My father, Bob Levinson, has none of these freedoms. He is sitting in a cell somewhere with no outside contact. He cannot communicate with his family, not even with a telephone call. He cannot choose his breakfast – in fact, I don’t even know if he receives breakfast. He has no basic human rights.
I know that my father is still staying strong, but how long can someone last under these conditions? I worry about him every day.
Since I was a little girl, I have always idolized my father. He is really the most amazing man. I have always felt as though he was meant for great things; that he would change the world. I trust that this whole situation is part of God’s plan and that it will all work out, but to be honest, I am getting very impatient with God.
Bob Levinson will become the longest American hostage on November 26, 2013, surpassing Terry Anderson with this milestone. We do not want this to happen. Every day that Bob Levinson is held captive is another day that he misses out on so many family milestones. He has two grandchildren on the way, who need to know their Grandpa Bob.

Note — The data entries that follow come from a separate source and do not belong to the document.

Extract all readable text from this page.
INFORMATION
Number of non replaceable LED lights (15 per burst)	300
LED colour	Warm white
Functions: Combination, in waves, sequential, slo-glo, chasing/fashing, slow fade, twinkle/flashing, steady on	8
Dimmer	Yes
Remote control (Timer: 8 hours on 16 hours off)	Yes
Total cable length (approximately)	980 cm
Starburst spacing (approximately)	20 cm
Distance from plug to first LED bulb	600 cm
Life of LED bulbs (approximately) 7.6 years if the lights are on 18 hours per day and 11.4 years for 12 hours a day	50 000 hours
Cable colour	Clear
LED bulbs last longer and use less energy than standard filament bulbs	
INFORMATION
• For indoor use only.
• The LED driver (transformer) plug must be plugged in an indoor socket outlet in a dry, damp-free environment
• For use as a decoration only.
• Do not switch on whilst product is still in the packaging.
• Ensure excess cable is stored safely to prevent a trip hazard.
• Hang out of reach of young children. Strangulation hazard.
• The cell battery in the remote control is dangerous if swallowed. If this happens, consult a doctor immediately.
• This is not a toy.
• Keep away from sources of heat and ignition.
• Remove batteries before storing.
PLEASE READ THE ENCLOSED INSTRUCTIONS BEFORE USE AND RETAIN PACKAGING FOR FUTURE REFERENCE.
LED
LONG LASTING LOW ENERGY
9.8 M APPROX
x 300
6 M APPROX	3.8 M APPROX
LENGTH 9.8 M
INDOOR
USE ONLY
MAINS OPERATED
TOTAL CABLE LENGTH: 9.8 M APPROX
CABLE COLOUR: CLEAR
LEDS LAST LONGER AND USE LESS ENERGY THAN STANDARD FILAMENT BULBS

If this were your father, grandfather, husband or friend, you would be screaming from the roof tops to anyone who would listen. I feel like our family’s screams have gone unheard these past six and a half years. It is time to pull out the mega phones. It is long past time. We must tell the world that we won’t stand for one of our own to be held hostage.
It is a time for outrage: Bob Levinson must be allowed to return to his family.
Dad, if you are able to read this, know that we love you, we miss you, and we will never give up looking for you so that we can bring you home.